The characteristics of hematopoietic stem cells from autoimmune-prone mice and the role of neural cell adhesion molecules in abnormal proliferation of these cells in MRL/lpr mice.

BACKGROUND AND OBJECTIVES: Using various animal models for autoimmune diseases, we have previously shown that such diseases are stem cell disorders.1 In order to understand how autoimmune diseases develop, we investigated the distinct qualitative differences between hematopoietic stem cells (HSC) from normal and autoimmune-prone mice. DESIGN AND METHODS: We studied the major histocompatibility complex (MHC) restriction between HSC and stromal cells in vitro and in vivo. We also examined the ability of HSC to adhere to a stromal cell line and, using flow cytometry, analyzed the expression of various adhesion molecules in HSC before and after the onset of autoimmune disease. In addition, the effect of antibodies to anti-adhesion molecules on the proliferation of HSC was investigated.

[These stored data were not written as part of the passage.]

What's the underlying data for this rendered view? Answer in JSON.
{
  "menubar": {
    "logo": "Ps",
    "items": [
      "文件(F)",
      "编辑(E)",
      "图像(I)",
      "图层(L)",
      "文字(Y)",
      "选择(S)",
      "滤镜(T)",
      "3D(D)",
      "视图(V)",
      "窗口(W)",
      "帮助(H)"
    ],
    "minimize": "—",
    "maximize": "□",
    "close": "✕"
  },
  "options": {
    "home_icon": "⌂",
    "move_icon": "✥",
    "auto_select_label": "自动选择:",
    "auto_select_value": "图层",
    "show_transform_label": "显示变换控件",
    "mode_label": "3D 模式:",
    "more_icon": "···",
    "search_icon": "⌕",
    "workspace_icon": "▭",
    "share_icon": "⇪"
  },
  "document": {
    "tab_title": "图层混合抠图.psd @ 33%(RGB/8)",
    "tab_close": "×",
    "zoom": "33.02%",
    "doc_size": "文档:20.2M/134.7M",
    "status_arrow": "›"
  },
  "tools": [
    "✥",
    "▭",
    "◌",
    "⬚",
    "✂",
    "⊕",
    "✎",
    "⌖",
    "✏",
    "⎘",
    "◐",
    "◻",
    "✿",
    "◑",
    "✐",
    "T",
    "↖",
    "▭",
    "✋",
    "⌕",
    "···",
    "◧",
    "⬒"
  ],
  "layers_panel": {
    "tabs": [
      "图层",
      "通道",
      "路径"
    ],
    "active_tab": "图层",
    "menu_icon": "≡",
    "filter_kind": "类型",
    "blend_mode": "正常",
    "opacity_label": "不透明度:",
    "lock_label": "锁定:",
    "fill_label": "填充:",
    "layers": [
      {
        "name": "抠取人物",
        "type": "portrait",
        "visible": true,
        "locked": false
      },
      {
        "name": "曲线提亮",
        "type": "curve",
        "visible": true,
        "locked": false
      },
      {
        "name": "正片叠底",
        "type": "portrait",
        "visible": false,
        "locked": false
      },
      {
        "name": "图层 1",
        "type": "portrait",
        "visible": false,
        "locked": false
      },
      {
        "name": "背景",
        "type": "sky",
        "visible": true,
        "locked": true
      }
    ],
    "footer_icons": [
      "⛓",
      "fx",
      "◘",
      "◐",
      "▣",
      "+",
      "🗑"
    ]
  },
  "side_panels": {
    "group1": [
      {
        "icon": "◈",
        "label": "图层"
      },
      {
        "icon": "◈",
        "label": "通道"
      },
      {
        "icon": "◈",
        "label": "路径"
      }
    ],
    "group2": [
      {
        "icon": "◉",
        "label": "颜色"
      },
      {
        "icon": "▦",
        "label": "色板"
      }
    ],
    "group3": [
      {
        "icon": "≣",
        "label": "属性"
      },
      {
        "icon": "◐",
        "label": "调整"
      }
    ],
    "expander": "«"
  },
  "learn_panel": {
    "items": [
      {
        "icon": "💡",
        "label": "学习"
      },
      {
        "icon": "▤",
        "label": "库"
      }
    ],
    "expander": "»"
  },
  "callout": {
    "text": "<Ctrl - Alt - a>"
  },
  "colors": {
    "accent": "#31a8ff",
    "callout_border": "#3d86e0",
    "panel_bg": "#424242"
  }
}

RESULTS: The abnormal HSC of MRL/lpr mice showed no MHC restriction (or preference) with stromal cells either in vitro or in vivo, although there was MHC restriction between normal HSC and stromal cells, as we previously reported.2,3 The abnormal HSC of MRL/lpr mice exhibited enhanced adhesion to stromal cells in vitro and expressed a higher amount of adhesion molecules such as neural cell adhesion molecule (NCAM). Interestingly, the proliferation of HSC in MRL/lpr mice was significantly suppressed by anti-NCAM monoclonaal antibodies. INTERPRETATION AND
CONCLUSIONS: Abnormal HSC of MRL/lpr mice are more resilient than normal HSC. Furthermore, among various adhesion molecules, only NCAM shows increased expression on HSC of MRL/lpr mice after the onset of autoimmune diseases, and these molecules contribute to the enhanced proliferation capacity of abnormal HSC in MRL/lpr mice. The present findings suggest that there are intrinsic qualitative differences between HSC from normal and autoimmune-prone MRL/lpr mice.